A Atividade Clínica que Desvaloriza o Enfermo

É sabido que na atividade clínica há um indivíduo que se entrega quase sem reservas a quem confia como apoio e outro que deve atuar com toda a sua capacidade de auxílio. A medicina antiga já estabelecia normas para essas relações com dados sobre os limites ao poder do médico. Todos se recordam do mandamento de Hipócrates, Primum non nocere, que ainda se mantém como lei. E no velho juramento do médico hindu estava presente a advertência "não cause danos ao paciente nem mesmo em pensamento". Esse comportamento não era difícil em épocas em que o exame clínico e a terapêutica apresentavam limitações naturais e compreensíveis. Nas últimas dezenas de anos, entretanto, surgiu a nossa medicina aperfeiçoada em todas as suas faces e agora com reais características de método científico. Houve, portanto, um benemérito progresso que ultrapassou as expectativas de nossos antecessores.
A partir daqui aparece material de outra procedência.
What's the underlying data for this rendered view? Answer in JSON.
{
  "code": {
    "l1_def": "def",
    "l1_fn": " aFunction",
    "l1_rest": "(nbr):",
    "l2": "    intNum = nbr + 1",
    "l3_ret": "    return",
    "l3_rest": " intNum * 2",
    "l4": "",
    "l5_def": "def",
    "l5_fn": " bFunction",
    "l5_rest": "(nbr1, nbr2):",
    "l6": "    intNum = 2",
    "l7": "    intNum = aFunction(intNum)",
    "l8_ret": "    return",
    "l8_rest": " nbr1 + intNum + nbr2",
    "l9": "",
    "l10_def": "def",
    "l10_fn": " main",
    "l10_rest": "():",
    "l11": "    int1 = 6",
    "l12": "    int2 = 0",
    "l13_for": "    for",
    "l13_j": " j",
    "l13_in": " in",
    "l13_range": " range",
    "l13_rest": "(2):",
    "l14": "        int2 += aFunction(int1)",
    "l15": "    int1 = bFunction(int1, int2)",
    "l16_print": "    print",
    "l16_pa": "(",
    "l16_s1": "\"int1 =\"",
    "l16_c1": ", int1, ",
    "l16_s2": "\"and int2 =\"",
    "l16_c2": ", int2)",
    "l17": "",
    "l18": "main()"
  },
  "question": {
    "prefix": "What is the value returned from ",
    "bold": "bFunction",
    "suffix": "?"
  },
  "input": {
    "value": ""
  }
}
Essa conquista, contudo, trouxe alguns aspectos indesejáveis que vêm comprometendo a necessária harmonia nas relações médico-doente.

Observa-se uma redução acentuada na visão do enfermo como ser humano e uma exaltação das técnicas utilizadas. Em síntese, o enfermo minguou e a maquinária cresceu, ocorrendo a chamada "medicina desumana". A situação, eventualmente muito expressiva, exige meditação, protesto e o desejo de uma transformação que não deve demorar.

Devo acentuar que nesta coluna não são abordadas condições particulares de maior gravidade, mas apenas as relações entre médico e paciente na rotina do trabalho clínico. Diante delas, venho agrupando ocorrências indesejáveis, que devem ser consideradas expressão de uma seqüência de atitudes, na qual a presença de uma favorece o comparecimento de outra.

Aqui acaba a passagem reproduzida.